To prawdopodobnie będzie największa parafia na świecie. 100 tys. katolików po, bagatela, 14 wiekach obecności na tych ziemiach, będzie nareszcie miało swój kościół w Katarze - poinformował portal „AsiaNews”. Po ostatnich staraniach katolicy, mimo sprzeciwu muzułmańskiej większości, otrzymali ziemię od emira Amira Hamada bin Khalifa Al Thaniego. Emir w ostatnich latach promował dialog interreligijny, choć specyficzny, bo w tym samym czasie konserwował katarskie prawo, które pod surowymi sankcjami zabrania konwersji.
Kościół powstanie rekordowo szybko. Ma być gotowy do końca roku, a jego koszt to 15 milionów dolarów. Sumę zbiorą katolicy pracujący na Półwyspie Arabskim. Jak mówi przyszły proboszcz, pochodzący z Filipin ks. Tom Veneration, kościół będzie pod wezwaniem Matki Bożej Różańcowej.

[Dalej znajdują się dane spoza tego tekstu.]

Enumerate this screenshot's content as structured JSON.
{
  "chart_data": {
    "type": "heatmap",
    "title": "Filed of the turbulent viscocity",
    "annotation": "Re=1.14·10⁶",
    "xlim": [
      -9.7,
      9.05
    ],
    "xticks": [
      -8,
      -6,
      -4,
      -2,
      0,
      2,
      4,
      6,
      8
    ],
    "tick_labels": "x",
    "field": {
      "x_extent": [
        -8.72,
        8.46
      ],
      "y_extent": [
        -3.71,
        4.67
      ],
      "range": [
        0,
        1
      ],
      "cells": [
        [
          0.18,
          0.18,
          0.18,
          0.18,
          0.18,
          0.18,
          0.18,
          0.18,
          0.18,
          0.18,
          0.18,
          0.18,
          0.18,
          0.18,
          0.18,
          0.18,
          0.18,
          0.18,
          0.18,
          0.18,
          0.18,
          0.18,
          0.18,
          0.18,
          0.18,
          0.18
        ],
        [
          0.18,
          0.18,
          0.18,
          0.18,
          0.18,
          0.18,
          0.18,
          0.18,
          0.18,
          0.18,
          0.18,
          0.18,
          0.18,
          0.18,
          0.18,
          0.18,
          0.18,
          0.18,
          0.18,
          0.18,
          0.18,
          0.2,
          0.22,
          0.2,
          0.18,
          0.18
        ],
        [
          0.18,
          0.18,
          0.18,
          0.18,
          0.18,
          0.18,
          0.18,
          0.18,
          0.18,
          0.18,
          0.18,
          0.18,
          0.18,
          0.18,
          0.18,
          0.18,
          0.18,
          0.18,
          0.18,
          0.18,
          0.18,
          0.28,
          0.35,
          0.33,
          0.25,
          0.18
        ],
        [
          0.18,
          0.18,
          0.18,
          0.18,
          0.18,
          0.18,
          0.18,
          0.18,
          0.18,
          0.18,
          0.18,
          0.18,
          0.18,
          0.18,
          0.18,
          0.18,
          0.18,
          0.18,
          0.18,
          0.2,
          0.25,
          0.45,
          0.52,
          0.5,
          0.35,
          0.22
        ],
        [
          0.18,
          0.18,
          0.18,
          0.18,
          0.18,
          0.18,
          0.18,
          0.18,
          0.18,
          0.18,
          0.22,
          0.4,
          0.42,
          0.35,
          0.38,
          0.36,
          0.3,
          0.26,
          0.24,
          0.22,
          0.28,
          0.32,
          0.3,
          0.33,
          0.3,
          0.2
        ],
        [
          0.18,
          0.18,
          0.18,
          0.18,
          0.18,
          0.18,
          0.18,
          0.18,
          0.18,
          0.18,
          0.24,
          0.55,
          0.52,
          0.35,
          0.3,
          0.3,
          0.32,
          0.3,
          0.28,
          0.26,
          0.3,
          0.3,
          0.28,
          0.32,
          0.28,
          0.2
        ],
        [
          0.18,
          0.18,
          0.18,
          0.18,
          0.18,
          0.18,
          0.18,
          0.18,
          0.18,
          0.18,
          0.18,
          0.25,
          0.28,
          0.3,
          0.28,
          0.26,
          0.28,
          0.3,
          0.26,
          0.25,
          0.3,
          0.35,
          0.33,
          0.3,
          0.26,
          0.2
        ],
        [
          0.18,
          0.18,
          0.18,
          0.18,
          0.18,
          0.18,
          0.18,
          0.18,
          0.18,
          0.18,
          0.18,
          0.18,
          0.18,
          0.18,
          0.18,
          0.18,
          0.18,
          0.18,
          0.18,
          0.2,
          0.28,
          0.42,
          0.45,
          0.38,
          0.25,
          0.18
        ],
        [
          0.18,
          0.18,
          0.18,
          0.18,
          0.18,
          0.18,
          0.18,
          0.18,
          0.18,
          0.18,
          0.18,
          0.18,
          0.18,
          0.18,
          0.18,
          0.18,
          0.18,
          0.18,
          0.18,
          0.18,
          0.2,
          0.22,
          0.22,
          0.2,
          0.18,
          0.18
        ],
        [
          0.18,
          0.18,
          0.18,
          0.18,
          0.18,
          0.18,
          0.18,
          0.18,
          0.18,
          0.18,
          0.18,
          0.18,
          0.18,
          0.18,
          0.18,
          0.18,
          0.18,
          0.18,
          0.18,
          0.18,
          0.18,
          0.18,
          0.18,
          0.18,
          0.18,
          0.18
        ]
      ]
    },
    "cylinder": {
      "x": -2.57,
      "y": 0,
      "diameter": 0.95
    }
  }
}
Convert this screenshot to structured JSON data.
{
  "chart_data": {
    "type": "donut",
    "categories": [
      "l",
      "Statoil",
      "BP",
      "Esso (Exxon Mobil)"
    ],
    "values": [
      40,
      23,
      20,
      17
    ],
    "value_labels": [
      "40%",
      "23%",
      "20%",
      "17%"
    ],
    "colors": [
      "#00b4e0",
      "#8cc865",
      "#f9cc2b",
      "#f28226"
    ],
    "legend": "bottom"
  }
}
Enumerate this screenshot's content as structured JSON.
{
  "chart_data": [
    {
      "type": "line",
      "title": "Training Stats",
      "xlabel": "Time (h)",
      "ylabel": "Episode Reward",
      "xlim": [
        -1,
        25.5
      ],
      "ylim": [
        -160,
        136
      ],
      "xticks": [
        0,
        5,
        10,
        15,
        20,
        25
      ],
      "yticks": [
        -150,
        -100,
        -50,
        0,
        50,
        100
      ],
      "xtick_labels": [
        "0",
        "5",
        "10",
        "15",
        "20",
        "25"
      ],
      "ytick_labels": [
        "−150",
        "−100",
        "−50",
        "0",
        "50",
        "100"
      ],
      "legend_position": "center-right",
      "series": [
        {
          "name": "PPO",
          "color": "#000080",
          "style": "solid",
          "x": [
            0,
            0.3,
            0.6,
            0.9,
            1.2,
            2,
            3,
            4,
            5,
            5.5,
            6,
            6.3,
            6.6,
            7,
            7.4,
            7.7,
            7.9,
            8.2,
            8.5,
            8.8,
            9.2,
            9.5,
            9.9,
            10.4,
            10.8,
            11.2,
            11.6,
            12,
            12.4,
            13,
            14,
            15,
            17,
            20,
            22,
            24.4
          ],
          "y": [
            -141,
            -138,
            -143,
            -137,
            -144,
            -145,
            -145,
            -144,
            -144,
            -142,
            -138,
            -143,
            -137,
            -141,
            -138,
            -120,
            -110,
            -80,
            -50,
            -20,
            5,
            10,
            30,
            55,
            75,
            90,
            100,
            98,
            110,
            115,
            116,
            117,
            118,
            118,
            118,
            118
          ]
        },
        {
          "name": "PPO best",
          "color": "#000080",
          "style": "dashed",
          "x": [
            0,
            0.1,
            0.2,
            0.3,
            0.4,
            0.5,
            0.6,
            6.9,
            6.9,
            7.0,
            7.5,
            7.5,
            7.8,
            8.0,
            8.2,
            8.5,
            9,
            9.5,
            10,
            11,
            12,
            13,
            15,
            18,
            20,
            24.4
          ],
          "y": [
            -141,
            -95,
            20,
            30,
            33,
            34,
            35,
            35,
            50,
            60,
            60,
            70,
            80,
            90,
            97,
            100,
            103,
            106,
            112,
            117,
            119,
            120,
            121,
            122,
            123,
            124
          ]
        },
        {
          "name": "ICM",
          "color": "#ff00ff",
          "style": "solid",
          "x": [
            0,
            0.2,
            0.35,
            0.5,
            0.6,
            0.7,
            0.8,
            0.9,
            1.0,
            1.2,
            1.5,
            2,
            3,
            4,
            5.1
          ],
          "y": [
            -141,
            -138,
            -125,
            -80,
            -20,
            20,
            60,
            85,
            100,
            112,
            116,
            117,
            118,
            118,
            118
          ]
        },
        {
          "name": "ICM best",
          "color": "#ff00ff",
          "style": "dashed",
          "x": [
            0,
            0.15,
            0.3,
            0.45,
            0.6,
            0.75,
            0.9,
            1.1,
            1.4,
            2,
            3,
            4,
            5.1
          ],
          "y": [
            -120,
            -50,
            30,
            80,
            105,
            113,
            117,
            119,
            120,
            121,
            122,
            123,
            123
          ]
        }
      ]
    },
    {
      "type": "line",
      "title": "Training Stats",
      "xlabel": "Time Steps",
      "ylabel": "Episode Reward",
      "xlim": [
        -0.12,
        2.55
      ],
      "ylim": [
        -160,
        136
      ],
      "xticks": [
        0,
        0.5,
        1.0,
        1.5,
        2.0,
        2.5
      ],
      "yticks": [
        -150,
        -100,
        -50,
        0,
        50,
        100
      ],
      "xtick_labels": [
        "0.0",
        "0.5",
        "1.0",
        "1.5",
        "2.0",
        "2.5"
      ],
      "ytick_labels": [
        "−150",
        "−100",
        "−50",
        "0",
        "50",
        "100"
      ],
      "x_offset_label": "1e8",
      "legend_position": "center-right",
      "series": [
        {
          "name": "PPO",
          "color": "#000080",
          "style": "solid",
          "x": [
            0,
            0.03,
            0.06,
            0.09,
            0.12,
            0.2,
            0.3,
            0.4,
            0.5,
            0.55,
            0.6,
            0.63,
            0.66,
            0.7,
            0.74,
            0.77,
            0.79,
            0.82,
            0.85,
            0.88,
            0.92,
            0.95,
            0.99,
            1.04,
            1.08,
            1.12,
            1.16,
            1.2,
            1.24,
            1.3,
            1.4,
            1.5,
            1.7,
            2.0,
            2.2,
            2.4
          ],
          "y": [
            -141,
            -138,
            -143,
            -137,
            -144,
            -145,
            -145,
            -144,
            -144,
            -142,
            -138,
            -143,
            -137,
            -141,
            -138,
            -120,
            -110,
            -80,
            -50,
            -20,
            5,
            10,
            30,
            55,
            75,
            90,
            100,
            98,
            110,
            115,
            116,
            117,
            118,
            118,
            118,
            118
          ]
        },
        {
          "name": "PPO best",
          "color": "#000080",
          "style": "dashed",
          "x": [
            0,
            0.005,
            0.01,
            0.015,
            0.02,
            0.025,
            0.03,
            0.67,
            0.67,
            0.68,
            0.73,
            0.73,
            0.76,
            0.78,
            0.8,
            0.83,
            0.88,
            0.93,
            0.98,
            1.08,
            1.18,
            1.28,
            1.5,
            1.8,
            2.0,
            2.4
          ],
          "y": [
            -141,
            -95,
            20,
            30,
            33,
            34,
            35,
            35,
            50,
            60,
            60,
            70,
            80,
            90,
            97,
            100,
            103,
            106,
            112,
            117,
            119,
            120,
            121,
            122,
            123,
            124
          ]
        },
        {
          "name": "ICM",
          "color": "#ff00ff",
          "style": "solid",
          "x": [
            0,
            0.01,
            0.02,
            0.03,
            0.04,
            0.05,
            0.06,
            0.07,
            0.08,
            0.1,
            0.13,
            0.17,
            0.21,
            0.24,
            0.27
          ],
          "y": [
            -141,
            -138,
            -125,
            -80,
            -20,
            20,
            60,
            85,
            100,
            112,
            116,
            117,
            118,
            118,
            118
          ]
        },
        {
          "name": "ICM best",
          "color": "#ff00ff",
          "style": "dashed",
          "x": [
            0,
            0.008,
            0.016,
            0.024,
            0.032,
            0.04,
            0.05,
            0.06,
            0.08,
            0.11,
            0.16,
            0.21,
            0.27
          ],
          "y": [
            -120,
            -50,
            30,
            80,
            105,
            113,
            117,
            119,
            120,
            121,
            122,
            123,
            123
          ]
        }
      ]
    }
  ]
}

Świątynia nie będzie jednak dostępna dla wszystkich chętnych, ale tylko dla wspólnoty katolickiej złożonej w zdecydowanej większości z imigrantów, którzy do Kataru przyjechali za pracą.
Do tej pory spotkania duszpasterstwa odbywały się w domach i małych kaplicach znajdujących się na terenie amerykańskiego i filipińskiego kampusu. - Razem ze wszystkimi katolikami żyjącymi tutaj - mówił ks. Veneration - jesteśmy bardzo zadowoleni z faktu, że wkrótce będziemy mogli celebrować Mszę św. w prawdziwym kościele, znaku naszej obecności na tej ziemi.
Katar słynie z ropy i muzułmańskiej ortodoksji. Ten niewielki emirat zamieszkuje 750 tys. ludzi.